Security Error. Illegal access detected using ccavenue in php

Question

I am successfully redirecting to ccavenue payment gateway but on clicking the cancel button it is showing the error "Security Error. Illegal access detected" in the redirect url page.

This is my redirecturl page:

<?php include('Aes.php');include('adler32.php')?>
<?php
 $workingKey='myWorkingKey';        //Working Key should be provided here.
 $encResponse=$_POST["encResponse"];    //This is the response sent by the CCAvenue Server


$rcvdString=decrypt($encResponse,$workingKey);      
$AuthDesc="";
$MerchantId="";
$OrderId="";
$Amount=0;
$Checksum=0;
$veriChecksum=false;

$decryptValues=explode('&', $rcvdString);
$dataSize=sizeof($decryptValues);

echo "<center>";


for($i = 0; $i < $dataSize; $i++) 
{
    $information=explode('=',$decryptValues[$i]);
    if($i==0)   $MerchantId=$information[1];    
    if($i==1)   $OrderId=$information[1];
    if($i==2)   $Amount=$information[1];    
    if($i==3)   $AuthDesc=$information[1];
    if($i==4)   $Checksum=$information[1];  
}

$rcvdString=$MerchantId.'|'.$OrderId.'|'.$Amount.'|'.$AuthDesc.'|'.$workingKey;
$veriChecksum=verifyChecksum(genchecksum($rcvdString), $Checksum);

if($veriChecksum==TRUE && $AuthDesc==="Y")
{
    echo "<br>Thank you for shopping with us. Your credit card has been charged and your transaction is successful. We will be shipping your order to you soon.";

}
else if($veriChecksum==TRUE && $AuthDesc==="B")
{
    echo "<br>Thank you for shopping with us.We will keep you posted regarding the status of your order through e-mail";


}
else if($veriChecksum==TRUE && $AuthDesc==="N")
{
    echo "<br>Thank you for shopping with us.However,the transaction has been declined.";

}
else
{
    echo "<br>Security Error. Illegal access detected";

}


echo "<br><br>";

echo "<table cellspacing=4 cellpadding=4>";
for($i = 0; $i < $dataSize; $i++) 
{
    $information=explode('=',$decryptValues[$i]);
        echo '<tr><td>'.$information[0].'</td><td>'.$information[1].'</td></tr>';
}

echo "</table><br>";
echo "</center>";
?>

I googled about the issue but was not able to get any solution. How to solve this error..Please give some suggestions regarding the same?

Answer 1

I found from the documentation (might be outdated but i couldn't find an updated one) that you need to pass a paramater called cancel_url which CCAvenue will redirect the customer to this URL if the customer cancels the transaction on the billing page.

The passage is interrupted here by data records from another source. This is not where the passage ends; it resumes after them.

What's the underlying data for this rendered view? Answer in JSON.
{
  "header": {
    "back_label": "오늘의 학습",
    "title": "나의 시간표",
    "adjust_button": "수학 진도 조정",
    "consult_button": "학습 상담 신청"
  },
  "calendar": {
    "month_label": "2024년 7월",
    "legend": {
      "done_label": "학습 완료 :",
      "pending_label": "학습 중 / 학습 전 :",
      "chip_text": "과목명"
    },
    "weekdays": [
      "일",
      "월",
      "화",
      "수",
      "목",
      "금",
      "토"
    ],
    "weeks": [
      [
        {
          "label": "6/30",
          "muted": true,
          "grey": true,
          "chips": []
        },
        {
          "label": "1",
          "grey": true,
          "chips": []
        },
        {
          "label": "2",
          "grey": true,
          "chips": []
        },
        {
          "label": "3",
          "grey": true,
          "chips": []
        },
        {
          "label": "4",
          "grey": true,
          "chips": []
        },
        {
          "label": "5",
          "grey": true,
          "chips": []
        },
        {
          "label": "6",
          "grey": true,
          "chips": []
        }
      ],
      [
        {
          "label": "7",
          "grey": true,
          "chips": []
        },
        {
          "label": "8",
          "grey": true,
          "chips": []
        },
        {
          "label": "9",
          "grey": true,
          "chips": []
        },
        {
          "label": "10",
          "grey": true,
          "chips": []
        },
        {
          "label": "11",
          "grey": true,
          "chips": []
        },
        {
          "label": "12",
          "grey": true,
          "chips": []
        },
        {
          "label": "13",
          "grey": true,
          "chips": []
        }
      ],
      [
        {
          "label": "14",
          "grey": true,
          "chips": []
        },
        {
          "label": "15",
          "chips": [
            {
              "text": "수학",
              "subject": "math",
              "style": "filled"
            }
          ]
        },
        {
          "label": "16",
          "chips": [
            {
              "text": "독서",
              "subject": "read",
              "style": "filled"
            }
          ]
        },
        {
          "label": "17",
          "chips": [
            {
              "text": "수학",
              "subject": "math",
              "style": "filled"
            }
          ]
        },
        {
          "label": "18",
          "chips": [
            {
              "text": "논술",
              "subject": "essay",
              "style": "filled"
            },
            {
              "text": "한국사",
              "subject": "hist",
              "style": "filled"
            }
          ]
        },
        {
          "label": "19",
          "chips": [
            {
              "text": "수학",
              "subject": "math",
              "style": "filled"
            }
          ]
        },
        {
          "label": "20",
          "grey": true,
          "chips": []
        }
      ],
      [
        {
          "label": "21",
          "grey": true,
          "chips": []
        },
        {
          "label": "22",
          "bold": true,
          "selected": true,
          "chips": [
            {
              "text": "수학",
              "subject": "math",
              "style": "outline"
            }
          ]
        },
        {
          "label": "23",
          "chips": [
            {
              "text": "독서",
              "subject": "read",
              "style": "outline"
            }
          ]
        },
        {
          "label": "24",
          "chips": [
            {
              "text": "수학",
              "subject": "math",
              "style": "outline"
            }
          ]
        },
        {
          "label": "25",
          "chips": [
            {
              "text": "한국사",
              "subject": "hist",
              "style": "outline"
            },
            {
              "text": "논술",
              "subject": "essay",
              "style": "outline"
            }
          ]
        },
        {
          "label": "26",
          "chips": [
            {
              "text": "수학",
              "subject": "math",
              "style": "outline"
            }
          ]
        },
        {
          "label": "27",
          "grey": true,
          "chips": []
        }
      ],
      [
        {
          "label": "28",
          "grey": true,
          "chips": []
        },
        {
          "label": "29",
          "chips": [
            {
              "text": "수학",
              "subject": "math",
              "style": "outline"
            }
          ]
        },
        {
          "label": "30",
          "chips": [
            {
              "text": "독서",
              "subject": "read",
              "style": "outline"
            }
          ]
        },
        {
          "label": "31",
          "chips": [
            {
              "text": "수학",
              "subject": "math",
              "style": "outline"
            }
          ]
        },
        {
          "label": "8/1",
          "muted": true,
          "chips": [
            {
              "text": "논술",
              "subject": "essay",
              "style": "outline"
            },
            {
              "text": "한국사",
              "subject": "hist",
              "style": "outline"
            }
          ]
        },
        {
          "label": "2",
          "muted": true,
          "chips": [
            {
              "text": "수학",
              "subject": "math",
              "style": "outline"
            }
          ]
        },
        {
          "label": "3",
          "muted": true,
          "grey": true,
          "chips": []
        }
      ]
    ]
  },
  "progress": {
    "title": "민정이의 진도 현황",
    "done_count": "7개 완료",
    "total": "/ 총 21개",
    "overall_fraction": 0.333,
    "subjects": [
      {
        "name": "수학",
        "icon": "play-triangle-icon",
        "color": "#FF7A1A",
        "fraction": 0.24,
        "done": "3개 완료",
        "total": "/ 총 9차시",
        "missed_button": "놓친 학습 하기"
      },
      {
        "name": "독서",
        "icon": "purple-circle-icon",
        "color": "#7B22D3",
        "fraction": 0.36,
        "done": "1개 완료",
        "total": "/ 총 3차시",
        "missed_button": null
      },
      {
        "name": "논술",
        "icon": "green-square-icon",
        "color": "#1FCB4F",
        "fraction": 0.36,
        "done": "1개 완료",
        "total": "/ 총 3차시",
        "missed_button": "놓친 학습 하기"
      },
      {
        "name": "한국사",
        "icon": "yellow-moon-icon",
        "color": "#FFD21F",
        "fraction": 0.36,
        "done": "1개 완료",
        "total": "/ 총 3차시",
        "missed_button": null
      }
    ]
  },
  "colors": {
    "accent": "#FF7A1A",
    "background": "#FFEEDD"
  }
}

So in the page that you create the payment you need to add to your form something like this

<input type="hidden" id="cancel_url" name="cancel_url" value="the_url_where_you_will_proccess_canceled_orders">

You must already have something similar with redirect_url

Answer 2

There is nothing wrong with your code. You need to maintain separate page for cancel order, in which you need not to use CC avenue response code. Since, user didn't complete the payment you wont receive any response parameter from ccavenue. So, their is no need to $verifyCheckSum and $AuthDesc variables. They just cancelled their order willingly. So, just need to show them a msg "Your order has been cancelled", in your website.